= Stillingia tallow =

Fatty substance extracted from the coat of seeds

Stillingia tallow or Chinese vegetable tallow is a fatty substance extracted from the coat of the seeds of Triadica sebifera (Chinese tallow tree) or Triadica cochinchinensis (Mountain tallow tree). It has traditionally been used for making candles. This product must be distinguished from stillingia oil, that is extracted from the seeds of those trees.

The name of the substance was given when the two plants were classified in the genus Stillingia, with binomial names "Stillingia sebifera" and "Stillingia discolor". Sometime prior to 1950 the species were reclassified in the genus Sapium, and articles from the 1950s still use the names "Sapium sebiferum" and "Sapium discolor" However, since about 2002 the plants have been reclassified again in the genus Triadica, and the second one had its species name changed to "cochinchinensis".

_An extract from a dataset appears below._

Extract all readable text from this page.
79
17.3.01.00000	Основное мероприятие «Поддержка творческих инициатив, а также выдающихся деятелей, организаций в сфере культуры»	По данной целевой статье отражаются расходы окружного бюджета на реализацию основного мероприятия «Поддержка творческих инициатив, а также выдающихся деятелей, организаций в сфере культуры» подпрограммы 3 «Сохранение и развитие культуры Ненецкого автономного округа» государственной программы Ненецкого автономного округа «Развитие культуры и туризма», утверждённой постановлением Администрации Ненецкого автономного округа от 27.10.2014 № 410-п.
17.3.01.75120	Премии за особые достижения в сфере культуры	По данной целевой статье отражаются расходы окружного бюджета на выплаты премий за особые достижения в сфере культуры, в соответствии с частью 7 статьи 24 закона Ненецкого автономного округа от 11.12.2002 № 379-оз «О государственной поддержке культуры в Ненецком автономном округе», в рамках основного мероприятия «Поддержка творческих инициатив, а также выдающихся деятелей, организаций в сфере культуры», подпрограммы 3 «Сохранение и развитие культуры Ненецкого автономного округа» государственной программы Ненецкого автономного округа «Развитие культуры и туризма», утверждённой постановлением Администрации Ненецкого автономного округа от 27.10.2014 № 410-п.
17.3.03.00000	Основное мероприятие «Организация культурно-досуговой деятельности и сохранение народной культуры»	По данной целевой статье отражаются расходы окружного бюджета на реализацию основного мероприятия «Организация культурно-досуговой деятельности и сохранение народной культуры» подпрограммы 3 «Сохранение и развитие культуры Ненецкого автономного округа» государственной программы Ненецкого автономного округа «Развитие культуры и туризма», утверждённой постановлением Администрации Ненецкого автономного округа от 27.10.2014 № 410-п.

The fruit of T. sebifera has a characteristic trilobed shape and contains three seeds surrounded by
a fibrous waxy coating, which contains the vegetable tallow fat. The seeds produce 20-30% w/w of tallow fat
and 10-17% w/w of stillingia oil.

==Composition==
Stillingia tallow is essentially a mixture of triglycerides (esters of glycerol and fatty acids). The main triglycerides are glicerotriyl tripalmitate (5-30%) and 2-oleate,1,3-dipalmitate (~70%).

==Uses==
The "tallow" is reported to be edible, and may have applications in confectionery. However, it is not commonly used for that purpose; and the risk of contamination by the seed oil, which is toxic, is a possible concern.